Monday, June 17, 2013

Snitch (2013) * * 1/2







Directed by:  Ric Roman Waugh

Starring:  Dwayne Johnson, Jon Bernthal, Barry Pepper, Susan Sarandon, Benjamin Bratt, Michael K. Williams, Rafi Savron

How is the "War On Drugs" expected to be won when the system is set up as quasi-McCarthyism?    In Snitch, teenager Jason Collins (Savron) receives a call from a friend asking to accept a drug package to hold for him.    Collins refuses, but the package is sent to him anyway.     As soon as Collins opens it, his home is swarmed by DEA agents in an obvious sting operation.     The friend was pinched for drug distribution and was forced to set up Jason to get his sentence reduced or commuted.     Jason is now facing a mandatory 10-year prison term for distribution.   The DEA is figuring they will eventually land a big fish this way, but it requires a certain degree of amorality to have friends set up their other innocent friends.  

Any decent lawyer could likely get the case thrown out, especially since Jason never even opened the giant bag of pills in the box.    In Snitch, Jason's father John Matthews (Johnson), is forced to take extreme measures in order to free his son, which means he seeks out a drug dealer and sets him up.    For John, though, this involves a dangerous game in which he is clearly in over his head.     John also has to implicate an ex-con (Bernthal) who works for him and is trying to rebuild his life.    The ex-con, Daniel, initially wants no part in the scheme, but John's lucrative offer of $20,000 helps grease the rails. 

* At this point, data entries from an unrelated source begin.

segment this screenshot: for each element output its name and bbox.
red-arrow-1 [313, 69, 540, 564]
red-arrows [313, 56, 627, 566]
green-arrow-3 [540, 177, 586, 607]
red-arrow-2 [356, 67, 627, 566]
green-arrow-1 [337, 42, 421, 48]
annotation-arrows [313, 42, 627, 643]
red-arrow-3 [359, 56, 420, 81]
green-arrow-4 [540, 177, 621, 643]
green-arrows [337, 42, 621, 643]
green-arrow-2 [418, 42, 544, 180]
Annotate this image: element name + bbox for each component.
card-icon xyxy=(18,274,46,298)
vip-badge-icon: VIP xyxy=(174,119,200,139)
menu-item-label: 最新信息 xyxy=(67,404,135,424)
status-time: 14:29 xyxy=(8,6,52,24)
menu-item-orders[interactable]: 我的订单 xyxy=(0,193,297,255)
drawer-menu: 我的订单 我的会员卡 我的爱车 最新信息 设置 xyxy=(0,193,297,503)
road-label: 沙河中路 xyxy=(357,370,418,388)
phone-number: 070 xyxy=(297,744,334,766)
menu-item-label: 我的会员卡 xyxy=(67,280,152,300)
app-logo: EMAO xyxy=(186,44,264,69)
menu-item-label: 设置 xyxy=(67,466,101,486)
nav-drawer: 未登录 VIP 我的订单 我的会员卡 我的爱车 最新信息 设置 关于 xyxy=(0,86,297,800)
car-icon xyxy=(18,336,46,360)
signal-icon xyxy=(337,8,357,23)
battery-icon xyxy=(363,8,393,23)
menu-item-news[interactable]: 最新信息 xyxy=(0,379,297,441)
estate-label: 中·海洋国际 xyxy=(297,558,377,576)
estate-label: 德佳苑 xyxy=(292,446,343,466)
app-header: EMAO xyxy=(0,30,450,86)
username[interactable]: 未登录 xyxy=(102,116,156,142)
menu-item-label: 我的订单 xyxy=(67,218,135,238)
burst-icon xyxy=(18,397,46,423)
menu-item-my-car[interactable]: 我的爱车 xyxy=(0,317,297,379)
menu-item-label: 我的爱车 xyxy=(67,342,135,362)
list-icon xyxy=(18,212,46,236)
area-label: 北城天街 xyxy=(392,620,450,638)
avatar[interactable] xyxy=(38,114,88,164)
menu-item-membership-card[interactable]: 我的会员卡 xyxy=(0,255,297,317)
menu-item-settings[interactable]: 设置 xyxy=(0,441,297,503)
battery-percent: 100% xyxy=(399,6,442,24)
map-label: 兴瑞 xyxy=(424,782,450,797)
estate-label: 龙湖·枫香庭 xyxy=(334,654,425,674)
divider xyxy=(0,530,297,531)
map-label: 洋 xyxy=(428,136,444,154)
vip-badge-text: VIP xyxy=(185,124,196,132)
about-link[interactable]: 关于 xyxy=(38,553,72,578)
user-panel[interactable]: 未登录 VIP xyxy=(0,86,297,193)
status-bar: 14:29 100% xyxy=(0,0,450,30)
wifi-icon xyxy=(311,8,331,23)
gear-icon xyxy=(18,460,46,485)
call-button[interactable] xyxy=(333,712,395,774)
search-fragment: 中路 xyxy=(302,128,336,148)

A refreshing aspect of Snitch is how Matthews is simply an ordinary man caught up in nightmarish circumstances.     With an action star like Johnson playing Matthews, you expect him to be inexplicably able to beat up 10 guys at once and shoot a gun like a professional marksman.    However, after receiving a beatdown at the hands of local thugs he was trying to set up, we see that John Matthews isn't one for fisticuffs and firing weapons even though he is a tall hulk of a man.     He has to use his brains and a little luck to figure his way out of this situation, which becomes all the more dangerous when drug kingpins like El Topo (Bratt) and Malik (Williams) enter the scene.   

Matthews also has moral tug of wars with both a veteran DEA agent (Pepper) and the local Federal prosecutor seeking higher office (Sarandon).    They see how Matthews is getting in deeper and deeper and even sympathize with him, but they also feel nabbing the big catch may have to take precedent.     It's a shame that Matthews would have to go to such lengths to free his son, but that's the game the "War On Drugs" has set up.  

Dwayne Johnson moves through the film with authority.    He is of course a big guy due to his past as a professional wrestler, but he displays intelligence and determination.    He is not a one-dimensional action star.    He proves in Snitch that as an actor he is not out of his depth, even in scenes with veterans like Oscar-winner Sarandon and Pepper.   The only thing that really kept me from enjoying Snitch thoroughly was that it isn't amped up to the suspense and energy levels one would normally see in a thriller.    Perhaps this is because you kinda sorta know that Matthews won't fail.   After all, who wants to see an ending in which Jason has to wind up serving 10 years in prison getting brutalized by thugs?     Snitch, however, is a lot better than I anticipated, because it is plausible and is more interested in showing that the war against drug cartels comes down to saving one's hide by "naming names."